Eureka Report: Investment scammers - Spotting the red flags
It's the investment opportunity we all dream of, to earn money seven days a week, even while we sleep, using an online financial platform that automatically trades securities known as binary options that are linked to different asset classes.
In an investment environment where record low interest rates and volatile markets are a fact of life, it's little wonder that even sophisticated investors are being enticed into products offering huge percentage returns.
Within minutes of entering your phone and email details, a salesman will be in contact to get you started on the pathway to riches.
But these schemes are scams, and the Australian Competition and Consumer Commission estimates that so far this year Australians have lost $3 million to the binary options scammers.
"Although they may be a legitimate financial product with many licensed firms trading in them, binary options are speculative, high risk products that are almost impossible to predict, even for professionals. There are groups of scammers who use binary options to steal your money," says the ACCC on its Scamwatch website.
Spotting the red flags can be difficult in the moment however, particularly when the balance of the scenario is quite convincing and plays upon an investor's desires.
Scamwatch reports that in 2015 there was just under $24 million reported as lost in connection with investment related scams, with 2016 on track for similar results. Those figures are almost twice that 2014.
And it's the 45-54 age category that is hit the hardest. Interestingly, and despite the global proliferation of the internet and ability for scam artists to more easily cast a broader net, in Australia telephone remains the dominant method of delivery when it comes to funds reported as lost. This, in addition to promises of higher rates of return in a low interest rate environment, likely goes some way to explaining the also high portion of reports among Australians of retirement age overall.
Chart 1: Age group of victims (amount lost in grey, number of reports in orange).
The big property spruik
Another area which has its fair share of spruikers is property, with Australia’s ongoing love affair with bricks and mortar making investors particularly vulnerable. Questionable arrangements sometimes delivered through slick investment seminars have proven to come in various shapes and sizes.
Self-managed super funds' ability to gear into property has opened the door to a host of operators in recent years looking to capitalise on the interest. As such the area continues to draw the Australian Securities and Investment Commission's attention, with one-stop shops doing it all from establishing the SMSF to arranging the property investment and then the loan.
Although it can be an appropriate investment in some circumstances, investors should be wary to ensure that any investment in property – particularly inside superannuation – is in their best interests, aligns with their overall strategy and suits their circumstances.
Furthermore, the complexities that surround SMSFs and property investment mean that some may not only enter into mispriced or inappropriate investments for their circumstances but potentially unknowingly breach SMSF rules.

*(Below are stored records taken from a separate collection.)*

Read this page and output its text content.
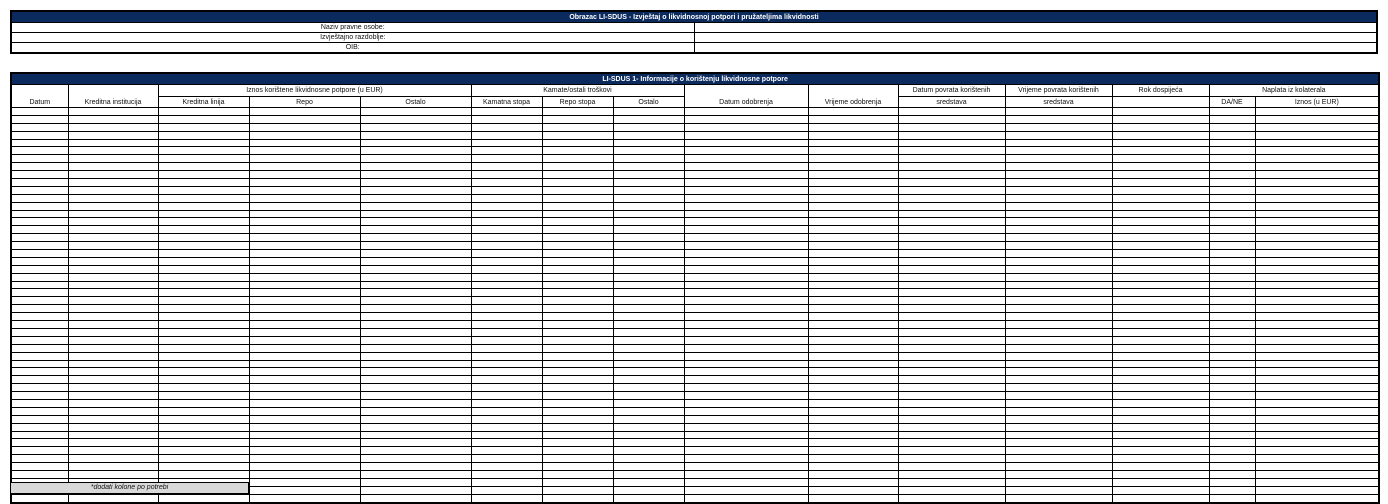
Obrazac LI-SDUS - Izvještaj o likvidnosnoj potpori i pružateljima likvidnosti	
Naziv pravne osobe:	
Izvještajno razdoblje:	
OIB:	
LI-SDUS 1- Informacije o korištenju likvidnosne potpore														
Datum	Kreditna institucija	Iznos korištene likvidnosne potpore (u EUR)			Kamate/ostali troškovi			Datum odobrenja	Vrijeme odobrenja	Datum povrata korištenih	Vrijeme povrata korištenih	Rok dospijeća	Naplata iz kolaterala	
		Kreditna linija	Repo	Ostalo	Kamatna stopa	Repo stopa	Ostalo			sredstava	sredstava		DA/NE	Iznos (u EUR)

*dodati kolone po potrebi
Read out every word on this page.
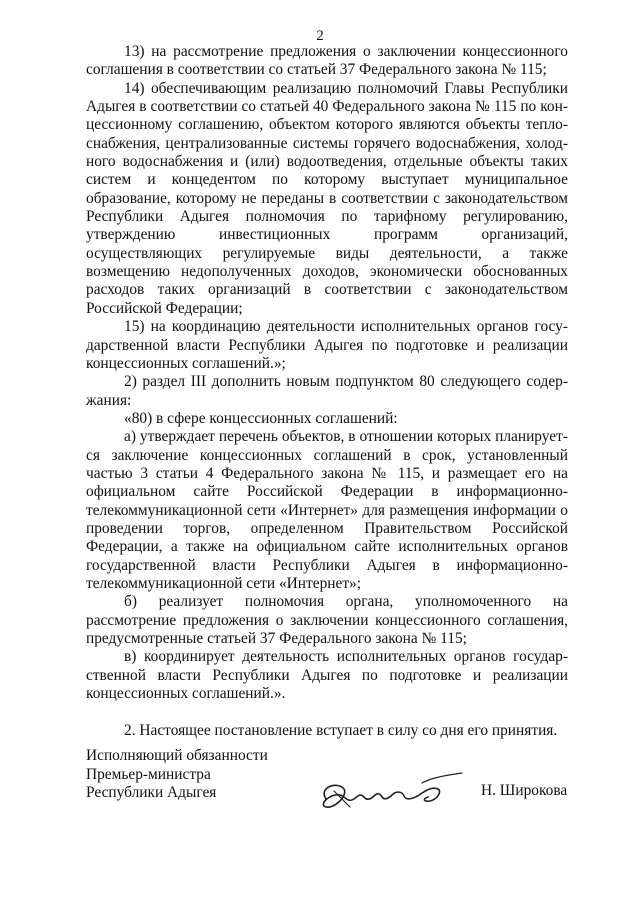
2

13) на рассмотрение предложения о заключении концессионного соглашения в соответствии со статьей 37 Федерального закона № 115;

14) обеспечивающим реализацию полномочий Главы Республики Адыгея в соответствии со статьей 40 Федерального закона № 115 по концессионному соглашению, объектом которого являются объекты теплоснабжения, централизованные системы горячего водоснабжения, холодного водоснабжения и (или) водоотведения, отдельные объекты таких систем и концедентом по которому выступает муниципальное образование, которому не переданы в соответствии с законодательством Республики Адыгея полномочия по тарифному регулированию, утверждению инвестиционных программ организаций, осуществляющих регулируемые виды деятельности, а также возмещению недополученных доходов, экономически обоснованных расходов таких организаций в соответствии с законодательством Российской Федерации;

15) на координацию деятельности исполнительных органов государственной власти Республики Адыгея по подготовке и реализации концессионных соглашений.»;

2) раздел III дополнить новым подпунктом 80 следующего содержания:

«80) в сфере концессионных соглашений:

а) утверждает перечень объектов, в отношении которых планируется заключение концессионных соглашений в срок, установленный частью 3 статьи 4 Федерального закона № 115, и размещает его на официальном сайте Российской Федерации в информационно-телекоммуникационной сети «Интернет» для размещения информации о проведении торгов, определенном Правительством Российской Федерации, а также на официальном сайте исполнительных органов государственной власти Республики Адыгея в информационно-телекоммуникационной сети «Интернет»;

б) реализует полномочия органа, уполномоченного на рассмотрение предложения о заключении концессионного соглашения, предусмотренные статьей 37 Федерального закона № 115;

в) координирует деятельность исполнительных органов государственной власти Республики Адыгея по подготовке и реализации концессионных соглашений.».

2. Настоящее постановление вступает в силу со дня его принятия.

Исполняющий обязанности
Премьер-министра
Республики Адыгея	Н. Широкова
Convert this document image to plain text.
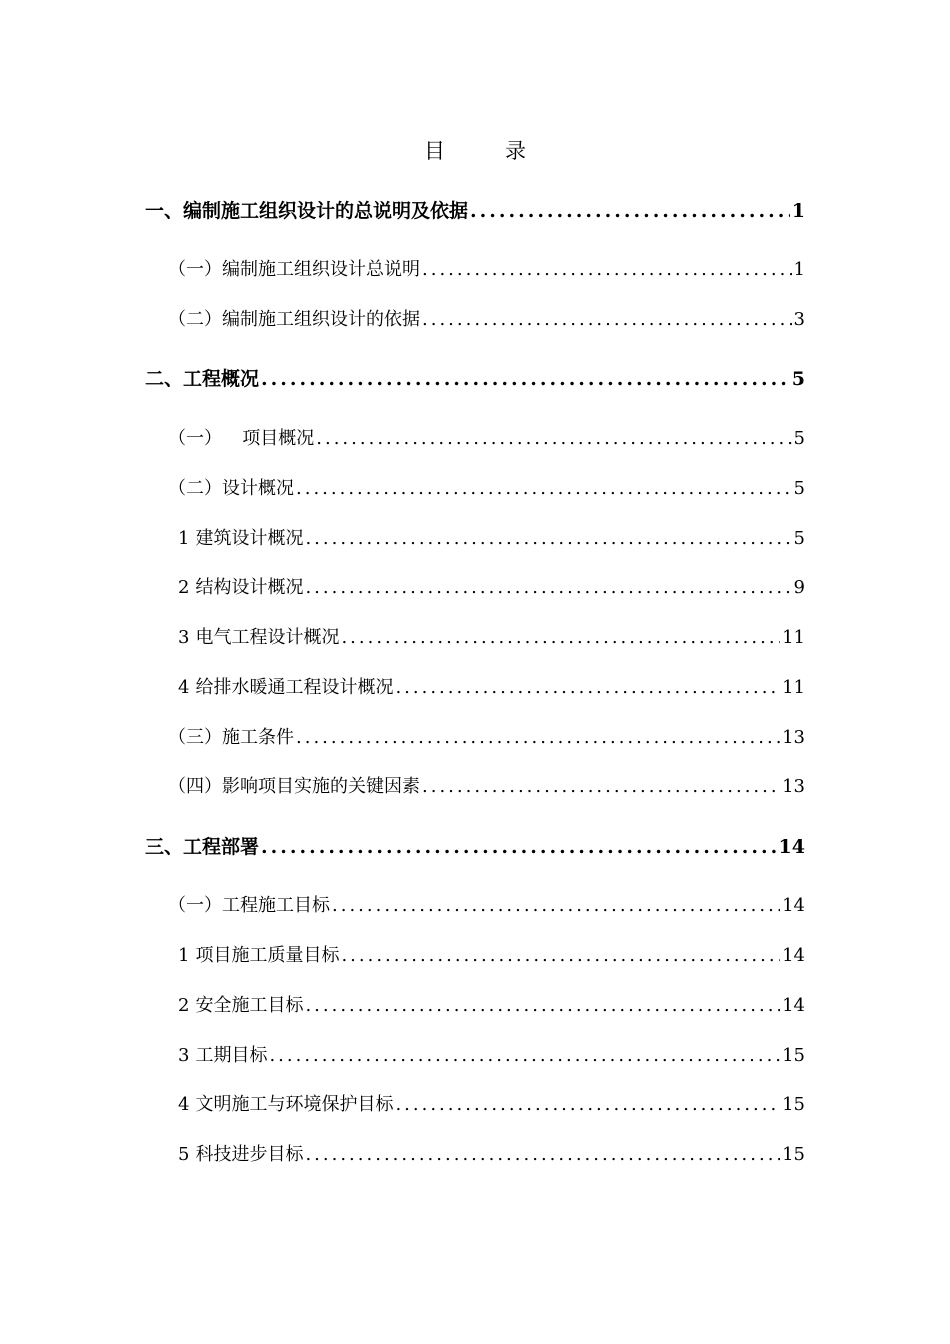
目录
一、编制施工组织设计的总说明及依据 .....	1
（一）编制施工组织设计总说明 .....	1
（二）编制施工组织设计的依据 .....	3
二、工程概况 .....	5
（一） 项目概况 .....	5
（二）设计概况 .....	5
1 建筑设计概况 .....	5
2 结构设计概况 .....	9
3 电气工程设计概况 .....	11
4 给排水暖通工程设计概况 .....	11
（三）施工条件 .....	13
（四）影响项目实施的关键因素 .....	13
三、工程部署 .....	14
（一）工程施工目标 .....	14
1 项目施工质量目标 .....	14
2 安全施工目标 .....	14
3 工期目标 .....	15
4 文明施工与环境保护目标 .....	15
5 科技进步目标 .....	15
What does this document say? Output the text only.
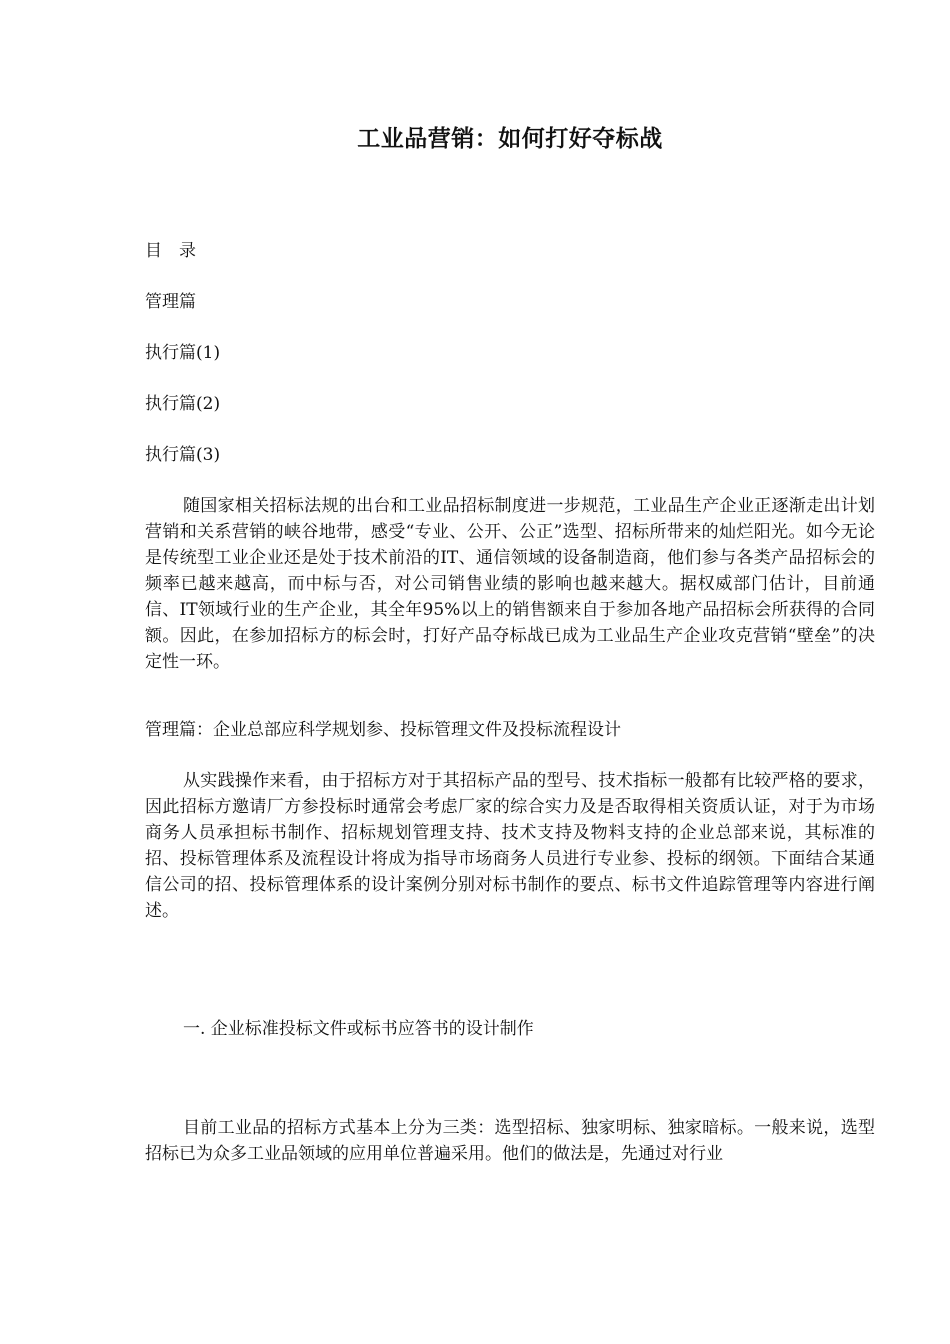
工业品营销：如何打好夺标战
目　录
管理篇
执行篇(1)
执行篇(2)
执行篇(3)
随国家相关招标法规的出台和工业品招标制度进一步规范，工业品生产企业正逐渐走出计划营销和关系营销的峡谷地带，感受“专业、公开、公正”选型、招标所带来的灿烂阳光。如今无论是传统型工业企业还是处于技术前沿的IT、通信领域的设备制造商，他们参与各类产品招标会的频率已越来越高，而中标与否，对公司销售业绩的影响也越来越大。据权威部门估计，目前通信、IT领域行业的生产企业，其全年95%以上的销售额来自于参加各地产品招标会所获得的合同额。因此，在参加招标方的标会时，打好产品夺标战已成为工业品生产企业攻克营销“壁垒”的决定性一环。
管理篇：企业总部应科学规划参、投标管理文件及投标流程设计
从实践操作来看，由于招标方对于其招标产品的型号、技术指标一般都有比较严格的要求，因此招标方邀请厂方参投标时通常会考虑厂家的综合实力及是否取得相关资质认证，对于为市场商务人员承担标书制作、招标规划管理支持、技术支持及物料支持的企业总部来说，其标准的招、投标管理体系及流程设计将成为指导市场商务人员进行专业参、投标的纲领。下面结合某通信公司的招、投标管理体系的设计案例分别对标书制作的要点、标书文件追踪管理等内容进行阐述。
一. 企业标准投标文件或标书应答书的设计制作
目前工业品的招标方式基本上分为三类：选型招标、独家明标、独家暗标。一般来说，选型招标已为众多工业品领域的应用单位普遍采用。他们的做法是，先通过对行业
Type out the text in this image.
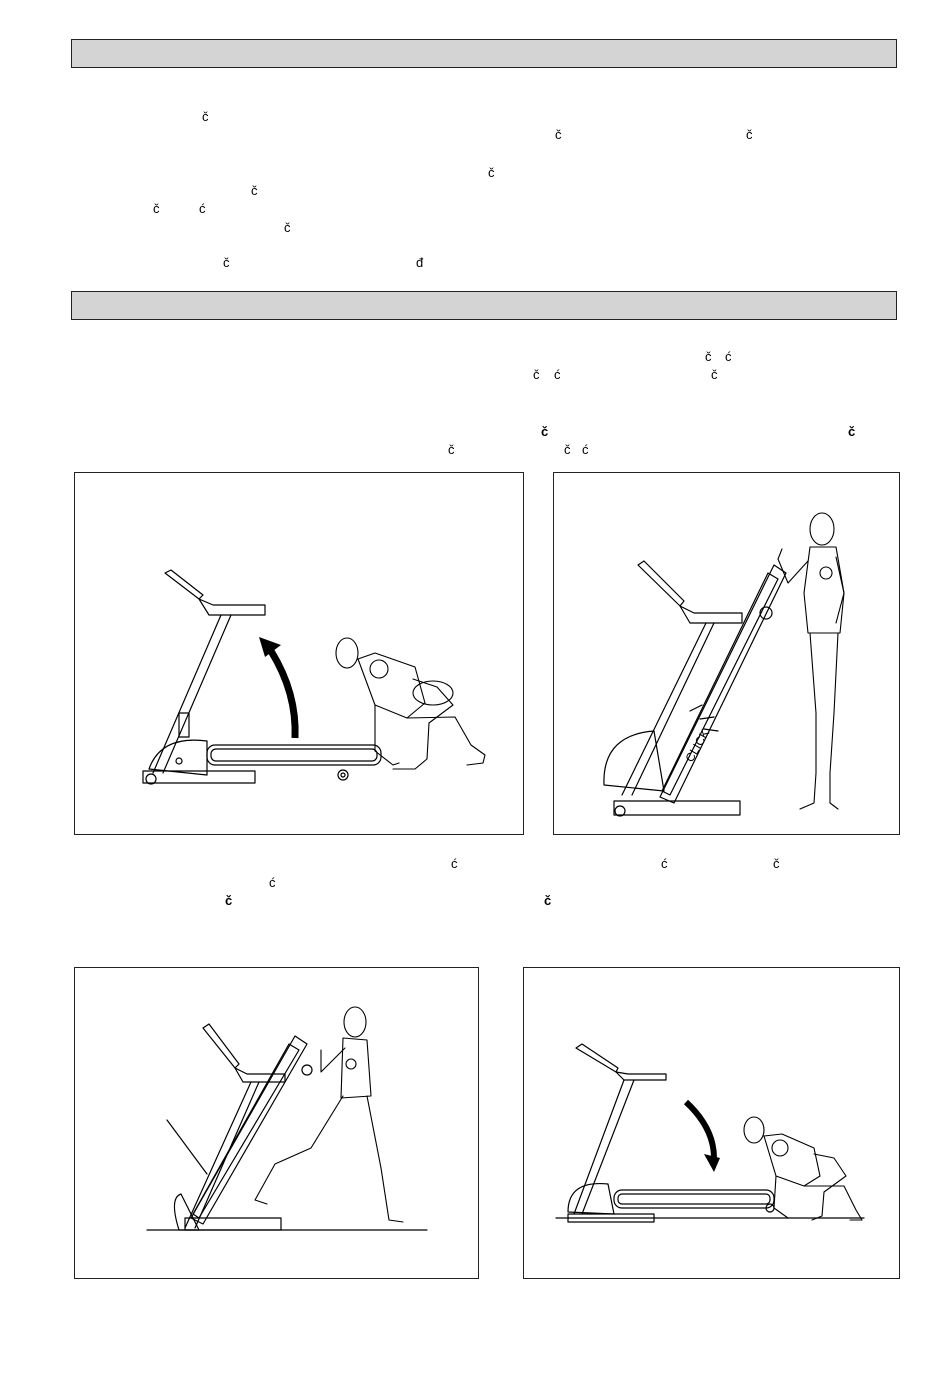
č
č	č
č
č
č	ć
č
č	đ
č ć
č ć	č
č	č
č	č ć
ć	ć	č
ć
č	č
CLICK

It is therefore important to ask questions, be aware of any conflicts and deal with a licensed advisor who is legally obliged to act in their clients’ best interest and who is not remunerated in any way other than by you.
Spotting the fakes
Out of the blue phone calls offering something which sounds too good to be true more than likely will be just that. ASIC's MoneySmart cites fake companies with ‘not to be missed’ investment offers and claims of high returns and low risk as often characteristic.
They may relate to anything from share investments, foreign currency or options trading, betting software, domestic or international real estate, credit – and the list goes on. However, these might not always be easy to spot as it may seem as crafty scammers, often from overseas, continually evolve their methods.
Here are some of the key warning signs that should prompt you to proceed with extreme caution:
- Any cold or unsolicited phone calls – treat with high suspicion.
- Claims that you can earn additional income with very little effort or expertise.
- Claims that the offer is ‘limited’, provides discounts for early birds or that there is a sense of urgency that a decision needs to be made quickly, if not on the spot.
- Upfront incentives.
- Claims of little to no risk.
- The absence of an Australian Financial Services Licence. Any Australian provider must carry a licence, so it’s important to ask questions here. A company based outside of Australia will deliberately be outside the Australian regulator’s jurisdiction.
While consumer awareness is on the rise, it is important to recognise that anyone can fall victim to a questionable scheme as many are exceptionally well presented, specifically target the successful and play on areas of current interest.
Deception or misrepresentation can be highly unsettling, with or without financial loss. Recognising that our very nature makes us vulnerable, exercising caution can make all the difference in a successful retirement outcome from a disaster.
If in doubt over an offer's legitimacy or appropriateness for your circumstances, it is critical to undertake research and ensure you have the opportunity to step back and seek independent advice.